Saham preferen dapat dipahami sebagai instrumen hybrid, menggabungkan unsur saham biasa dan obligasi. Saham preferen merepresentasikan kepemilikan dalam perusahaan seperti saham biasa, tetapi juga menawarkan dividen tetap yang mirip kupon obligasi. Posisi ini membuat saham preferen menempati tempat unik dalam struktur permodalan perusahaan.
Berbeda dengan saham biasa, saham preferen umumnya tidak memberikan hak suara. Sebagai kompensasi, pemegang saham preferen memperoleh perlakuan preferensial, termasuk prioritas dividen dan prioritas klaim atas aset dibanding pemegang saham biasa. Dalam sejumlah kondisi pasar, imbal hasil dari instrumen berbasis saham preferen dapat lebih tinggi dibanding banyak dana obligasi konvensional, terutama ketika investor mencari pendapatan yang relatif stabil.

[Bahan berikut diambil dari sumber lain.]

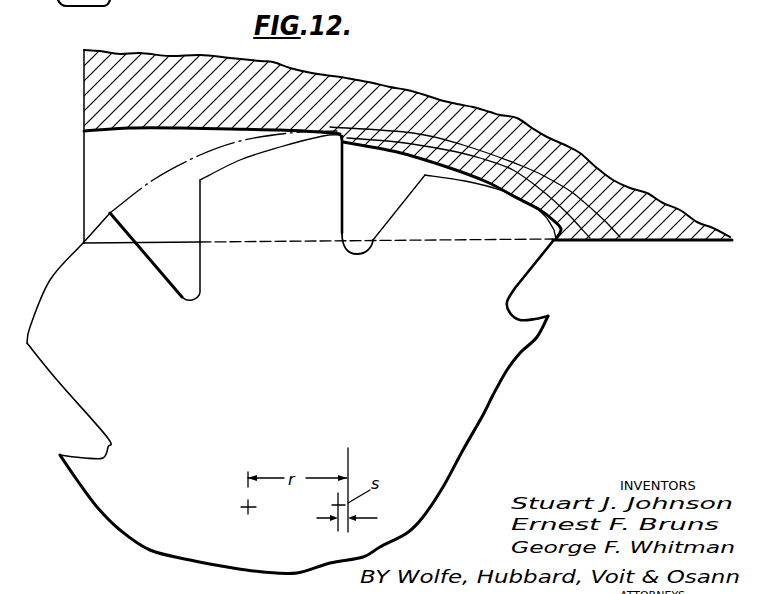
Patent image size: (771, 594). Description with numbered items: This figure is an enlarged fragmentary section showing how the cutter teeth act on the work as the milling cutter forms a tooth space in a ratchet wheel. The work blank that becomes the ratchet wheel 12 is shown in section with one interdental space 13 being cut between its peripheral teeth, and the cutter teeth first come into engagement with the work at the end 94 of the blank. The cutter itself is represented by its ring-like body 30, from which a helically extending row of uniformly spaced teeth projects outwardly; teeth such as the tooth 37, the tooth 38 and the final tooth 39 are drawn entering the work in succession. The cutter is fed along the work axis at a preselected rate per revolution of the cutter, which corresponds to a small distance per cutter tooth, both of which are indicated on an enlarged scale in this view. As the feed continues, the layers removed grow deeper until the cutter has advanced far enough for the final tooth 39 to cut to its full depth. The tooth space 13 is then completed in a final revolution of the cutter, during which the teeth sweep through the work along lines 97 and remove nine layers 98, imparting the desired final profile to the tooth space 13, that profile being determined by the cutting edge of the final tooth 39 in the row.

The ratchet wheel 12 is at (98, 94).
The interdental space 13 is at (112, 154).
The end 94 is at (85, 193).
The lines 97 is at (481, 178).
The layers 98 is at (348, 140).
The tooth 37 is at (419, 209).
The tooth 38 is at (214, 213).
The final tooth 39 is at (76, 297).
The ring-like body 30 is at (492, 367).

Bagaimana Saham Preferen Bekerja?
Ketika perusahaan menerbitkan saham preferen, perusahaan menjual porsi kepemilikan dengan syarat yang berbeda dari saham biasa. Saham preferen memiliki tingkat dividen yang telah ditentukan, biasanya dinyatakan sebagai persentase dari nilai nominal (par value).
Contoh:
Jika saham preferen bernilai nominal $25 dan memiliki tingkat dividen 6%, maka dividen tahunan adalah $1,50 per saham (dihitung sebagai $25 × 0,06). Pembayaran umumnya dilakukan per kuartal atau per semester.
Kunci utamanya adalah prioritas. Jika perusahaan menghadapi tekanan keuangan dan tidak mampu membayar seluruh dividen, pemegang saham preferen dibayar terlebih dahulu sebelum pemegang saham biasa. Jika perusahaan bangkrut, pemegang saham preferen juga memiliki klaim lebih tinggi atas aset dibanding pemegang saham biasa, walaupun tetap berada di bawah pemegang obligasi.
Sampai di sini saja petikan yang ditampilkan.